A visão de Leonardo
Vittorio Medioli
Diante do surto de coronavírus que amedronta o planeta,
Leonardo pode fornecer alguns argumentos interessantes, escritos há cinco
séculos
Completaram-se 500 anos da morte de Leonardo da Vinci, sem
que sua obra esteja ainda totalmente compreendida, apesar de universalmente
admirada. Algumas peças dele mostram-se frutos de uma genialidade
extraordinária.
Leonardo era filho ilegítimo de um abastado florentino. De
personalidade diferenciada, com apenas 17 anos fugiu de uma condenação à morte
por relações homossexuais. Saiu da Florença, governada pela família Medici, e
acabou se consagrando como gênio, no final do século XV, em Milão, na corte de
Ludovico, “o Moro”, da família Sforza, reafirmando que “santo de casa não faz
milagres”.
Dotado de faculdades extraordinárias, continua um mito e
objeto de estudos dentro e fora da Europa.
Hoje, diante do surto de coronavírus que amedronta o
planeta, faz cair as atividades econômicas, encolher em 10% os valores de
trilhões das Bolsas, num fenômeno que não se repetia desde a Depressão de 1929,
Leonardo pode fornecer alguns argumentos interessantes, escritos há cinco
séculos.
“Chegará o dia no qual os homens julgarão a matança de um
animal da mesma forma que julgam hoje aquela de um homem”. Além de ser vegano
convicto, Leonardo associava o sofrimento dos animais àquele dos homens e
profetizou que no decorrer da evolução humana se instalaria a percepção das
consequências, não apenas materiais e físicas, como intelectuais e espirituais,
provocadas pelos sofrimentos de animais.
O coronavírus, como outros vírus e bactérias
super-resistentes dos últimos cem anos, se originaram e continuam a eclodir do
maltrato de animais, sacrificados para alimentar seres humanos.
A gripe asiática em 1957 partiu da criação de patos na
China para atacar os humanos e provocar 1,5 milhão de mortes; a Aids partiu do
contato com macacos ocorrido na década de 50, na África, e se propagou para o
mundo ocidental no início dos anos 80. A doença conhecida como “vaca louca”
explodiu em 2001 em confinamentos de bovinos submetidos a ração e hormônios
absolutamente impróprios para herbívoros; a gripe aviária de 1997 apareceu em
aviários de Hong Kong. A Sars, em 2003, também de origem zoonótica, foi
atribuída a gatos comercializados na China. Já em 2009, a gripe suína partiu da
criação de porcos em áreas de extrema pobreza do México.
O atual coronavírus vem de cativeiros de animais selvagens
comercializados para alimentação humana na China.
Em comum, essas doenças terríveis têm o interesse na
redução de custo, na engorda de aves, suínos, bovinos e animais selvagens,
submetidos a condições cruéis, sem higiene, sem respeito pela situação aviltante
em que são enclausurados.
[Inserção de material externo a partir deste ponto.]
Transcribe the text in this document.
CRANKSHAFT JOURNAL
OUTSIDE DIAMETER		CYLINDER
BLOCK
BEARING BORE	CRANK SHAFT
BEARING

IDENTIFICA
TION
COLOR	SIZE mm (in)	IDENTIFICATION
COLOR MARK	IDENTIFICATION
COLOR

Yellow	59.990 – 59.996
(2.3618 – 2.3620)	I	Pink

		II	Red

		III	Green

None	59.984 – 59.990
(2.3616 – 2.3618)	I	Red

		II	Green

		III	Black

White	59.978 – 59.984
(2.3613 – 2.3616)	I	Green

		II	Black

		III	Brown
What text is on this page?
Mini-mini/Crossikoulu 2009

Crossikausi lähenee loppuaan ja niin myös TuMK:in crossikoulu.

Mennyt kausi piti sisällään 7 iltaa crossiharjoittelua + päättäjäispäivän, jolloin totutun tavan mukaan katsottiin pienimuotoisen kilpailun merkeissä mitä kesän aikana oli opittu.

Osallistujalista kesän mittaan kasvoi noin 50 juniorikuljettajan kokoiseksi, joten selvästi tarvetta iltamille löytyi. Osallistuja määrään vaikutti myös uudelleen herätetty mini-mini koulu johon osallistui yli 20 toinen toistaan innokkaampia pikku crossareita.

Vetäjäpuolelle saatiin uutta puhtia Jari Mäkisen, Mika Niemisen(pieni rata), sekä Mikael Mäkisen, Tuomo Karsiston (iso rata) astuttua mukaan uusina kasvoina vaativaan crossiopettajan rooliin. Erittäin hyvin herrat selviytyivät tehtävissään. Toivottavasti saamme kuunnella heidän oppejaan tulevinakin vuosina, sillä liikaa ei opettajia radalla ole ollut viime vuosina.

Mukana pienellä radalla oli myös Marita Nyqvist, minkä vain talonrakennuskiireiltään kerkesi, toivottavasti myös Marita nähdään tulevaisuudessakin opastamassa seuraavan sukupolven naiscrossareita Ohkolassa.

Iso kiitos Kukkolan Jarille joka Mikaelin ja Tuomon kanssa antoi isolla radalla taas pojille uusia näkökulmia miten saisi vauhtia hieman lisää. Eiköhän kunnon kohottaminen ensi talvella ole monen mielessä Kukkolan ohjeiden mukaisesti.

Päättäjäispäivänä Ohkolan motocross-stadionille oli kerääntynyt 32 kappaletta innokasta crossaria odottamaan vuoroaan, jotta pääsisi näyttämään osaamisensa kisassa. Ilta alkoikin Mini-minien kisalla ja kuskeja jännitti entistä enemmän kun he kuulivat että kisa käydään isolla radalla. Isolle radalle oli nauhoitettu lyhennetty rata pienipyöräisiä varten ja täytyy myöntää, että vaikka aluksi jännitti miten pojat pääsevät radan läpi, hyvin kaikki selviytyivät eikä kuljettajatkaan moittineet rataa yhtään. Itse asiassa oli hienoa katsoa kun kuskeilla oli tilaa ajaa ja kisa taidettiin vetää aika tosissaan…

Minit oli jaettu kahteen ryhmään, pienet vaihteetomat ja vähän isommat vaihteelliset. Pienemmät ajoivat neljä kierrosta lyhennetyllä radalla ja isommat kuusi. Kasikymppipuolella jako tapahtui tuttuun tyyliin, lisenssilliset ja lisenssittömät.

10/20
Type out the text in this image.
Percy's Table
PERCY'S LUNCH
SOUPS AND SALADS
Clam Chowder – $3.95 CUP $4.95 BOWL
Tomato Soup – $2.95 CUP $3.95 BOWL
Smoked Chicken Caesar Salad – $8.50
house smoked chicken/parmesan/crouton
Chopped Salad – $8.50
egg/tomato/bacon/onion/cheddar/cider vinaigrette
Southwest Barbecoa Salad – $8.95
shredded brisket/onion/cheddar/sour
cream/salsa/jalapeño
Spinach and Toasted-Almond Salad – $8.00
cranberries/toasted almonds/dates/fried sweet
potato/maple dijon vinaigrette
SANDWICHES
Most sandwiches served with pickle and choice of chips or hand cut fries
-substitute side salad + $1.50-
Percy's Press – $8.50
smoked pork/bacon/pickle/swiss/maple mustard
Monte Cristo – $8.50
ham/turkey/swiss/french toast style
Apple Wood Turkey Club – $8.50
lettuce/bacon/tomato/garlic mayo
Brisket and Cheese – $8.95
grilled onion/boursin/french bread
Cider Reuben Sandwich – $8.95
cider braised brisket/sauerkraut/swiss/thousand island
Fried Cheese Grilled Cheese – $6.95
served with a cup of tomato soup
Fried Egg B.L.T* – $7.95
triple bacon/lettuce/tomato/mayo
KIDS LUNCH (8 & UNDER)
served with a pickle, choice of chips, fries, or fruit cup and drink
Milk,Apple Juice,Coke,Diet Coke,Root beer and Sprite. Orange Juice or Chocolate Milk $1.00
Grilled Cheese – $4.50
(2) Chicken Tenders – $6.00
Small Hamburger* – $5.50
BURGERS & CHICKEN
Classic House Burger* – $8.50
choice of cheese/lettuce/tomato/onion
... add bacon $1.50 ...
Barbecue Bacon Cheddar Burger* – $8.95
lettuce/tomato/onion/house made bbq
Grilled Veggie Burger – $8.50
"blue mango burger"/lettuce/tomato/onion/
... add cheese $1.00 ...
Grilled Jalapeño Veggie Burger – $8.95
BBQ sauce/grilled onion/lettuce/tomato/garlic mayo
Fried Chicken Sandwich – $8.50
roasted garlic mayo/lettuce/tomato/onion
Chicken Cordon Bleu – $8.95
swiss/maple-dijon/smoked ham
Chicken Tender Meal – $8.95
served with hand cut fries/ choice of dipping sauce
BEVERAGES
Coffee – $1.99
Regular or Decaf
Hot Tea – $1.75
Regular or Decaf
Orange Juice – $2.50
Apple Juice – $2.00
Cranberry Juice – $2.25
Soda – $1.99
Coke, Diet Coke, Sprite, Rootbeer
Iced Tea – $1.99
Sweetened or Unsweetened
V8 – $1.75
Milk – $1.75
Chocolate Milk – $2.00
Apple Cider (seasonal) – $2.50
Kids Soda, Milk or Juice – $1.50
Frangos, porcos e vacas que mal podem se movimentar,
que são alimentados com o interesse de aumentar os lucros de quem os
comercializa, por vez alimentados com substâncias não condizentes, escórias
insalubres, castigadas com luz artificial que acelera o metabolismo.
A contradição com a natureza e a concentração fora de seu
habitat provocam a degeneração do sistema imunológico, insinuam-se doenças
epidêmicas que se transmitem entre eles e atingem, enfim, seus algozes e os
consumidores.
Os tratos dispensados aos animais, sem consideração pelas
características das raças a que sempre pertenceram, sufocados na falta de
espaço e de higiene, os sofrimentos cruéis levam a perder as autodefesas e a
permitir, com insolente frequência, o desencadeamento de doenças até então
desconhecidas. Não porque os animais mudaram, mas porque o homem mudou em
relação a eles.
Esses “pecados” cobram penas dos animais e um castigo
(cármico) da raça humana, que, por ação ou por omissão, permite a consumação de
grave injustiça.
Nota-se que o adensamento dos animais, além de provocar
situações exterminadoras, impõe à população humana a necessidade do
distanciamento e separação para evitar o contágio por meio de toque ou da mera
presença no mesmo ambiente.
Leonardo era, certamente, um ser privilegiado, e
“incompreendido”. Adiantado em seu tempo, a ponto de ter que tomar cuidados
para não ser vítima de incompreensão, preconceitos e perseguições de
inquisidores.
Em Leonardo, entretanto, temos a visão de uma tendência dos
nossos dias, que vem crescendo no veganismo e convencendo grande parcela da
humanidade a se abster daquilo que origina sofrimento.